From ancient myths to science fiction literature, our fascination with eternal youth is well documented.
But there are creatures that seem to have cracked the code to stop, or even reverse, aging, and they are very real.
They are, or we believe they may be, biologically immortal. This means that unless killed by a predator, disease, or drastic changes in their environment, they can live indefinitely.
Scientists are trying to unlock the secrets of these mysterious organisms to see if they can help us control our own aging process.
Here are three of these amazing creatures:
The ability of these worms to regenerate if split in two has been known since the end of the 19th century, but these animals went viral in 2012, when the University of Nottingham published a study on their potential immortality.
The planaria is a type of flatworm found throughout the world and has a unlimited ability to regenerate stem cells.

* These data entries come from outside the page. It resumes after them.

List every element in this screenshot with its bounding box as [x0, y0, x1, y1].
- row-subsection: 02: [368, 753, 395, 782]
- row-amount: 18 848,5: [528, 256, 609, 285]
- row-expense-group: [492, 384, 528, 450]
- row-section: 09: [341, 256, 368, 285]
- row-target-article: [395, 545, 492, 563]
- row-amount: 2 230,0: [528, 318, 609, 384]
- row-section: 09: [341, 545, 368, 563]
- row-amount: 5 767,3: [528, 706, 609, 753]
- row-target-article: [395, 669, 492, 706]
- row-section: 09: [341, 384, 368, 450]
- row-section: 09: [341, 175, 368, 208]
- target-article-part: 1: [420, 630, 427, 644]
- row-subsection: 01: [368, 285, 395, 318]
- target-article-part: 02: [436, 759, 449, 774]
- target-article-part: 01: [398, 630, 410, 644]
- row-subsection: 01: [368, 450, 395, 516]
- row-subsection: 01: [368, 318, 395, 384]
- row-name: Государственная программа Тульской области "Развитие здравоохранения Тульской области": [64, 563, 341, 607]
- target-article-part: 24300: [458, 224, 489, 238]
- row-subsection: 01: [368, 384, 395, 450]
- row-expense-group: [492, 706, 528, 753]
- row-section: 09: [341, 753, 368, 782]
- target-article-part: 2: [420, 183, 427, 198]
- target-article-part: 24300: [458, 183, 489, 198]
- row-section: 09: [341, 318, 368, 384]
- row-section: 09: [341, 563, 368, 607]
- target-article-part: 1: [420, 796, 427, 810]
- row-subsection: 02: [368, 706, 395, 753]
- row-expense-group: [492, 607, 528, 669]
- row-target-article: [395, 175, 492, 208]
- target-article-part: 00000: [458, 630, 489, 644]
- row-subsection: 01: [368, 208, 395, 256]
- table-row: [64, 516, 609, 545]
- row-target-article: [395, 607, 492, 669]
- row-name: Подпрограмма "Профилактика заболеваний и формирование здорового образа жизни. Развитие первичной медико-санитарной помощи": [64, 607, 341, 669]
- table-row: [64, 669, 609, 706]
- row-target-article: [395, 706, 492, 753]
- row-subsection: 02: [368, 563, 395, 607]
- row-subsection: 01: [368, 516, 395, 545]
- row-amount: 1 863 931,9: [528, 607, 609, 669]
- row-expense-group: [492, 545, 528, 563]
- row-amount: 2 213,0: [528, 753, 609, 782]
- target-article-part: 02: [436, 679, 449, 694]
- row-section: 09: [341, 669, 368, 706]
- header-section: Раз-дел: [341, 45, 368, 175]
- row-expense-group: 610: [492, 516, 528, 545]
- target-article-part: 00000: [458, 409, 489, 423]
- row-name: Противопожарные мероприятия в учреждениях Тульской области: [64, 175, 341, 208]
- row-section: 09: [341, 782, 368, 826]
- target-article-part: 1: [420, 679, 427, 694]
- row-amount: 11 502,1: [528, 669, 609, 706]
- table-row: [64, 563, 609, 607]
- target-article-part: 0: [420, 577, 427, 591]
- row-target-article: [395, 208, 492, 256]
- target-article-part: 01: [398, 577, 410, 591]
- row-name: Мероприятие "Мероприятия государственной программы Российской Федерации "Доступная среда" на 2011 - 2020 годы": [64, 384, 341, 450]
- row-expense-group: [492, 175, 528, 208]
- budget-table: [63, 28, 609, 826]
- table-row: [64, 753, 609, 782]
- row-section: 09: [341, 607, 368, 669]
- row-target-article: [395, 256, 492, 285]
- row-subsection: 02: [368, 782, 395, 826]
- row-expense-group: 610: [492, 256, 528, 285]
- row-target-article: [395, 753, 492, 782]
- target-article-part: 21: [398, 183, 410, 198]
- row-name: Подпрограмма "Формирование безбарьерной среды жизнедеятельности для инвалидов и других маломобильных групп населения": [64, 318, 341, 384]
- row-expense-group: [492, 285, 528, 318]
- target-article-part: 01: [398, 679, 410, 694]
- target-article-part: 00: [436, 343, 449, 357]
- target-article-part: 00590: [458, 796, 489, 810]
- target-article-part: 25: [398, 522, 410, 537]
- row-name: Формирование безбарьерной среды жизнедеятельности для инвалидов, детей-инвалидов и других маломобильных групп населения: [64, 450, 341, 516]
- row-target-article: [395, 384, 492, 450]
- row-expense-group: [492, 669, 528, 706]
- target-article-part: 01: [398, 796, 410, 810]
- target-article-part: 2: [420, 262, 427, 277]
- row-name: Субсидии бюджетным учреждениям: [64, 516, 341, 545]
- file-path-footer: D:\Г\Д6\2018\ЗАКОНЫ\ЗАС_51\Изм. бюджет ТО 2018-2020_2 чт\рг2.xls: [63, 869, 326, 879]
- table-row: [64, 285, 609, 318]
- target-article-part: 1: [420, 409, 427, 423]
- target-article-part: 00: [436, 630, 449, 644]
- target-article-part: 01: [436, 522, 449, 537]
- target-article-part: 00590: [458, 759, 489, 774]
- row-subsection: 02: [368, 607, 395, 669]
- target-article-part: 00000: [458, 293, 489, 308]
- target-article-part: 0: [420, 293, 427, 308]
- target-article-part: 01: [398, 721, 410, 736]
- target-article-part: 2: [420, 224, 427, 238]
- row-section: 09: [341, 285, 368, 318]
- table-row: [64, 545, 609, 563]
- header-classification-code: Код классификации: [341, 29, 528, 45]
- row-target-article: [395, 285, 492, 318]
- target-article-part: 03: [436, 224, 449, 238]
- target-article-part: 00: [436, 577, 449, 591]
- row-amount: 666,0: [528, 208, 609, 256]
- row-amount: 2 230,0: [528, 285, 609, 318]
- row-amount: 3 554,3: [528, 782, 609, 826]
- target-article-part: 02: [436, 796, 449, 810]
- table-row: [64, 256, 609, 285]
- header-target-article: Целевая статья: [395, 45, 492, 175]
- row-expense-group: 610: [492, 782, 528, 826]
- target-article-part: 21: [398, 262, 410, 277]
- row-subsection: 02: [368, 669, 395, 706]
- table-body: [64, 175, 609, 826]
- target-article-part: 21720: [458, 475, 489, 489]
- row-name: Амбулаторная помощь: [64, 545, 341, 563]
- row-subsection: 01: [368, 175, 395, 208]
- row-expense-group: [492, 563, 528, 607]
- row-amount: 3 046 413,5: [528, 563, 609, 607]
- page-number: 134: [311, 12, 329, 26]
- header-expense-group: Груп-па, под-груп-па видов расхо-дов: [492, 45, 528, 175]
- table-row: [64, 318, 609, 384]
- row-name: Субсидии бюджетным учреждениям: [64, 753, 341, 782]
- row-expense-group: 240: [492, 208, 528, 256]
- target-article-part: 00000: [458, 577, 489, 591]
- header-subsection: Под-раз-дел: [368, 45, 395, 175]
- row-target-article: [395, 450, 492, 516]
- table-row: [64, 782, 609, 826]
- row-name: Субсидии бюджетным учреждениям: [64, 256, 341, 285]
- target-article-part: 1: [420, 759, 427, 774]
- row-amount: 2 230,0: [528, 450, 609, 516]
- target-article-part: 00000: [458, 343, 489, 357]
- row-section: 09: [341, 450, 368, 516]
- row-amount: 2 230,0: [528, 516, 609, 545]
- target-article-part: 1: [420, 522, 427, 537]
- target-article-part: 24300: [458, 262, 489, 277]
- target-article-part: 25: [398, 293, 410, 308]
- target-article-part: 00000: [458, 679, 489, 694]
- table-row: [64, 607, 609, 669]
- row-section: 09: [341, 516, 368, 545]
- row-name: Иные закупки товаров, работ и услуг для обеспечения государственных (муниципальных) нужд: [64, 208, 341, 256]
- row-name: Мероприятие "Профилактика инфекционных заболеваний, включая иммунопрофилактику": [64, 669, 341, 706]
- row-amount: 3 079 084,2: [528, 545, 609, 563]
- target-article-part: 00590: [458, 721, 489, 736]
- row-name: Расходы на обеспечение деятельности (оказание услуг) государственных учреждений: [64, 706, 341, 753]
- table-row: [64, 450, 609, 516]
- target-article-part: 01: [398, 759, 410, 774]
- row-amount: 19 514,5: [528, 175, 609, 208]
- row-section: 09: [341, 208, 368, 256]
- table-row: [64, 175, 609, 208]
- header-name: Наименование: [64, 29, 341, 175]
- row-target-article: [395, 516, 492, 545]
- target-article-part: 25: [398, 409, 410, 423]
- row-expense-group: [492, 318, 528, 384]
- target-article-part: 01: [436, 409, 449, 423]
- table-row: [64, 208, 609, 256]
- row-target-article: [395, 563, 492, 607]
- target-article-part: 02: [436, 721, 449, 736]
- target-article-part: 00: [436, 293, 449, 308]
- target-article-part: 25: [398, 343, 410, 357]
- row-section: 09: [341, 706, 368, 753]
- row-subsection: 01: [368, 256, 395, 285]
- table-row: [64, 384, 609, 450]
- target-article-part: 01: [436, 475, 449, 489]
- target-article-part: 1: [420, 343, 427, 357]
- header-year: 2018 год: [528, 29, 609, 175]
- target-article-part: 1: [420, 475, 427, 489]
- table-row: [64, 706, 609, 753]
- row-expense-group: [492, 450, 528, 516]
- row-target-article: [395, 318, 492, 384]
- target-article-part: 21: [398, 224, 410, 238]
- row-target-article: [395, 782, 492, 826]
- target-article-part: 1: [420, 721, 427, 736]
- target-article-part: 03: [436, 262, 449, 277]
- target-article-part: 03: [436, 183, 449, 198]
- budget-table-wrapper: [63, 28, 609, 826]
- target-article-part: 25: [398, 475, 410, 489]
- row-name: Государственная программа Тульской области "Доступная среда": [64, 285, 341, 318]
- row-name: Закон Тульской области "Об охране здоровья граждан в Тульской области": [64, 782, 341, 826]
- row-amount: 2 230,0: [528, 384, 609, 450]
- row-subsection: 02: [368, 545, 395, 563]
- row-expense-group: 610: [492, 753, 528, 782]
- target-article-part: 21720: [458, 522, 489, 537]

There are two types of planaria: some reproduce sexually and others asexually by dividing in two.
Scientists at the University of Nottingham studied both types and found that asexuals may be able to “rejuvenate” their DNA.
At some point in our lives, our DNA, like that of most animals, reaches its limit in cell division and our body begins to deteriorate.
Planarians, on the other hand, have higher amounts of an enzyme that protects their cells from aging, and can replenish these stores when they reproduce, leading scientists to believe they may be immortal.
to the hydra
This alien-looking creature is a freshwater invertebrate with a tubular body and tentacles around its mouth.
It uses these tentacles to sting its prey, which are worms, small crustaceans, and other invertebrates.
Hydras were one of the first organisms examined by the Dutch scientist Antonie van Leeuwenhoek, who built a microscope with a single spherical lens with significant magnification in order to see these creatures.
Shortly thereafter, Swiss scientist Abraham Trembley’s observations of hydras and their “regenerative superpowers” ushered in a new era in biology.
Like the planarians, the hydras are also capable of regenerating parts of their body. The key to understanding their potential immortality lies in their stem cells, which can self-renew indefinitely.
In fact, the entire body of a hydra appears to be made up of self-renewing stem cells.
Scientists who observed groups of hydras for years could not detect any signs of aging in them.
In 2018, researchers at the University of California, Davis (UC Davis) hypothesized that hydras might be immortal thanks to their ability to control something called transposon genesalso known as “jumping genes”.
These are genes that can “jump” from one part of the genome to another, giving rise to mutations.
When we are young, our body is able to control these genes, but as we get older we have a hard time keeping them under control.
Hydras, on the other hand, may be able to repress these genes forever.
Turritophis dohrnii: the immortal jellyfish
The so-called immortal jellyfish -or, to use its scientific name, Turritopsis dohrnii– lives in marine waters.
First discovered in the 1880s in the Mediterranean Sea, it can now be found in many other places due to ballast water discharged from ships.
It is tiny and loves to eat plankton, fish eggs and small mollusks.
The surprising thing about this type of jellyfish is that it can restart its life cycle. When the jellyfish is stressed, it transforms at an earlier life stage.
This is sometimes compared to a frog turning back into a tadpole or a butterfly turning into a caterpillar, and is due to a process called transdifferentiation.
Transdifferentiation occurs when a fully formed, specialized adult cell changes into another type of adult cell. This process remains a mystery to scientists.
When the jellyfish returns to its previous life stage as a polyp, it also creates more organisms with the same genetic code, so basically by rejuvenating it also clones itself.